Fracking at the UK's only active shale gas site has been suspended after the largest earthquake since the process started in October.
The tremor with a magnitude of 1.5 was measured by the British Geological Survey at Cuadrilla's fracking site near Blackpool, Lancashire, earlier.
Cuadrilla said fracking had stopped but according to research the impact would have been "like dropping a melon".
A 1.5 tremor - known as a "red" event under the government's traffic light system in place for monitoring seismic events during fracking - results in a temporary halt to operations.
Any tremor measuring 0.5 or above means fracking must be temporarily stopped while tests are carried out.
Cuadrilla said it happened at about 11:20 GMT and followed a series of nine other seismic events at the Preston New Road site during Tuesday morning.
The energy firm said it would pause and monitor micro seismicity for the next 18 hours in line with regulations, adding the integrity of the well had been "checked and verified".
Cath Middleton, who lives 1.6 miles from the site, said her house shook and she heard a "very loud bang".

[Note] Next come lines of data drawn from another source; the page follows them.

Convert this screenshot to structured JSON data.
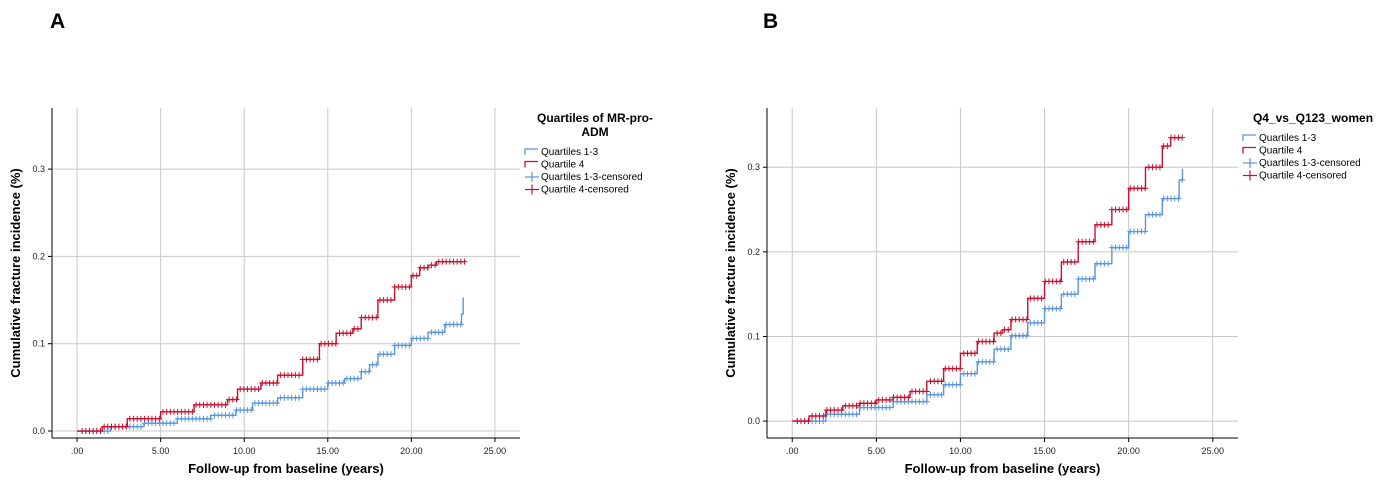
{
  "panels": [
    {
      "letter": "A"
    },
    {
      "letter": "B"
    }
  ],
  "chart_data": [
    {
      "type": "line",
      "xlabel": "Follow-up from baseline (years)",
      "ylabel": "Cumulative fracture incidence (%)",
      "xlim": [
        -1.5,
        26.5
      ],
      "ylim": [
        -0.008,
        0.37
      ],
      "x_ticks": [
        0,
        5,
        10,
        15,
        20,
        25
      ],
      "x_tick_labels": [
        ".00",
        "5.00",
        "10.00",
        "15.00",
        "20.00",
        "25.00"
      ],
      "y_ticks": [
        0,
        0.1,
        0.2,
        0.3
      ],
      "y_tick_labels": [
        "0.0",
        "0.1",
        "0.2",
        "0.3"
      ],
      "grid": true,
      "legend": {
        "title_lines": [
          "Quartiles of MR-pro-",
          "ADM"
        ],
        "placement": "right",
        "entries": [
          "Quartiles 1-3",
          "Quartile 4",
          "Quartiles 1-3-censored",
          "Quartile 4-censored"
        ]
      },
      "colors": {
        "q13": "#5b95dc",
        "q4": "#c8102e"
      },
      "series": [
        {
          "name": "Quartiles 1-3",
          "color": "#5b95dc",
          "x": [
            0,
            2,
            4,
            6,
            8,
            9.5,
            10.5,
            12,
            13.5,
            15,
            16,
            17,
            17.5,
            18,
            19,
            20,
            21,
            22,
            23,
            23.1
          ],
          "y": [
            0,
            0.005,
            0.009,
            0.014,
            0.018,
            0.024,
            0.032,
            0.038,
            0.048,
            0.055,
            0.06,
            0.068,
            0.076,
            0.088,
            0.098,
            0.106,
            0.113,
            0.122,
            0.134,
            0.153
          ]
        },
        {
          "name": "Quartile 4",
          "color": "#c8102e",
          "x": [
            0,
            1.5,
            3,
            5,
            7,
            9,
            9.6,
            11,
            12,
            13.5,
            14.5,
            15.5,
            16.5,
            17,
            18,
            19,
            20,
            20.5,
            21,
            21.5,
            23.2
          ],
          "y": [
            0,
            0.005,
            0.014,
            0.022,
            0.03,
            0.036,
            0.048,
            0.055,
            0.064,
            0.082,
            0.1,
            0.112,
            0.117,
            0.13,
            0.15,
            0.165,
            0.178,
            0.187,
            0.19,
            0.194,
            0.194
          ]
        }
      ]
    },
    {
      "type": "line",
      "xlabel": "Follow-up from baseline (years)",
      "ylabel": "Cumulative fracture incidence (%)",
      "xlim": [
        -1.5,
        26.5
      ],
      "ylim": [
        -0.02,
        0.37
      ],
      "x_ticks": [
        0,
        5,
        10,
        15,
        20,
        25
      ],
      "x_tick_labels": [
        ".00",
        "5.00",
        "10.00",
        "15.00",
        "20.00",
        "25.00"
      ],
      "y_ticks": [
        0,
        0.1,
        0.2,
        0.3
      ],
      "y_tick_labels": [
        "0.0",
        "0.1",
        "0.2",
        "0.3"
      ],
      "grid": true,
      "legend": {
        "title_lines": [
          "Q4_vs_Q123_women"
        ],
        "placement": "right",
        "entries": [
          "Quartiles 1-3",
          "Quartile 4",
          "Quartiles 1-3-censored",
          "Quartile 4-censored"
        ]
      },
      "colors": {
        "q13": "#5b95dc",
        "q4": "#c8102e"
      },
      "series": [
        {
          "name": "Quartiles 1-3",
          "color": "#5b95dc",
          "x": [
            0,
            2,
            4,
            6,
            8,
            9,
            10,
            11,
            12,
            13,
            14,
            15,
            16,
            17,
            18,
            19,
            20,
            21,
            22,
            23,
            23.2
          ],
          "y": [
            0,
            0.008,
            0.016,
            0.023,
            0.031,
            0.043,
            0.056,
            0.07,
            0.085,
            0.101,
            0.116,
            0.133,
            0.15,
            0.168,
            0.186,
            0.205,
            0.224,
            0.244,
            0.263,
            0.285,
            0.298
          ]
        },
        {
          "name": "Quartile 4",
          "color": "#c8102e",
          "x": [
            0,
            1,
            2,
            3,
            4,
            5,
            6,
            7,
            8,
            9,
            10,
            11,
            12,
            12.5,
            13,
            14,
            15,
            16,
            17,
            18,
            19,
            20,
            21,
            22,
            22.5,
            23.2
          ],
          "y": [
            0,
            0.006,
            0.013,
            0.018,
            0.021,
            0.025,
            0.028,
            0.035,
            0.047,
            0.062,
            0.08,
            0.094,
            0.104,
            0.108,
            0.12,
            0.145,
            0.165,
            0.188,
            0.212,
            0.232,
            0.25,
            0.275,
            0.3,
            0.325,
            0.335,
            0.335
          ]
        }
      ]
    }
  ]
}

"To compare this to dropping a melon is ridiculous. My neighbour's chair shook."
What is fracking?
- Hydraulic fracturing, or fracking, is a technique to extract gas and oil from the earth
- Liquid is pumped underground at high pressure to fracture shale rock and release gas or oil within
- Applications have also been submitted by various firms in Yorkshire, Nottinghamshire and for a second site in Lancashire
- The Department for Business, Energy & Industrial Strategy says shale gas "has the potential to be a new domestic energy source"
A Friends of the Earth campaigner called for an end to fracking which he claimed poses risks to the climate and environment.
He said: "Within a day of Cuadrilla re-starting fracking in Lancashire there has already been another earthquake.
"Instead of acknowledging fracking needs to end, Cuadrilla are instead urging for regulations around earthquakes to be relaxed."
A report commissioned by the government by Dr Ben Edwards of the University of Liverpool last month compared earthquake magnitudes caused by fracking with everyday events, such as bouncing a football and dropping a melon.
Little Plumpton is the first UK shale fracking site since the process was halted in 2011 when it was linked with earthquakes.